I suspect that : is not a legal filename on Windows. I'm not able to create such a file from the Windows CMD shell, and grepping the llvm and clang test suites for 'RUN:.* :' doesn't turn up anything that tries to use : as a command. Maybe we should just eliminate that command?
That's not quite what I was after. I should reword the summary to make it clear this patch is for catching specific bugs in lit. As such, this patch affects only lit's own test suite. The specific bugs are ones where lit's internal shell calls an external command instead of relying on its internal implementation of that command.
For example, when using lit's internal shell without D65697, env FOO=1 env BAR=2 some_command calls lit's internal env for the first env, but it searches PATH for the second env. With this patch, we can exercise such cases in lit's test suite and catch such bugs on any platform, including ones that happen to have a compatible external env implementation, which masks the bug.
I suspect that : is not a legal filename on Windows. I'm not able to create such a file from the Windows CMD shell, and grepping the llvm and clang test suites for 'RUN:.* :' doesn't turn up anything that tries to use : as a command. Maybe we should just eliminate that command?
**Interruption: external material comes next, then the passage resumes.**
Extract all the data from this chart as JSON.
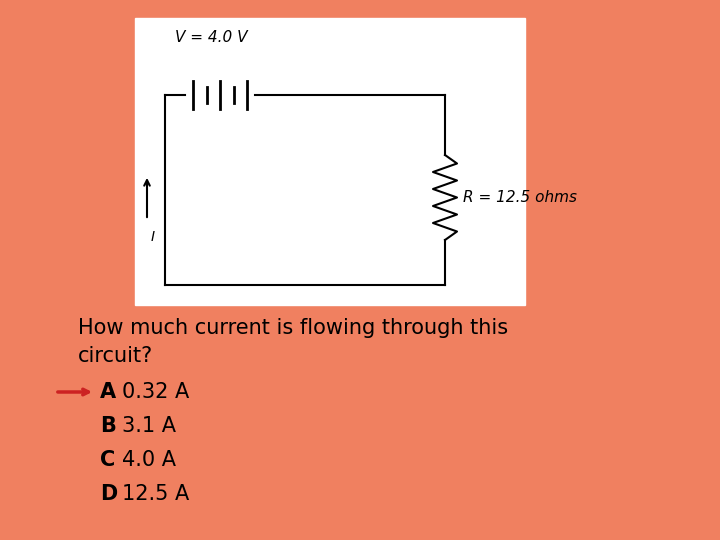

Good point. It's probably not worth having that one. I'm only aware of : being used for reporting RUN line numbers.
Thanks for the reviews!
I was actually misunderstanding how lit/tests/lit.cfg fit in, and reacting to the comment about piping in lit.cfg. The top-level description actually looks okay. It makes sense to verify lit itself is behaving as desired in lit's own test suite, and not add these external commands to the PATH of all tests.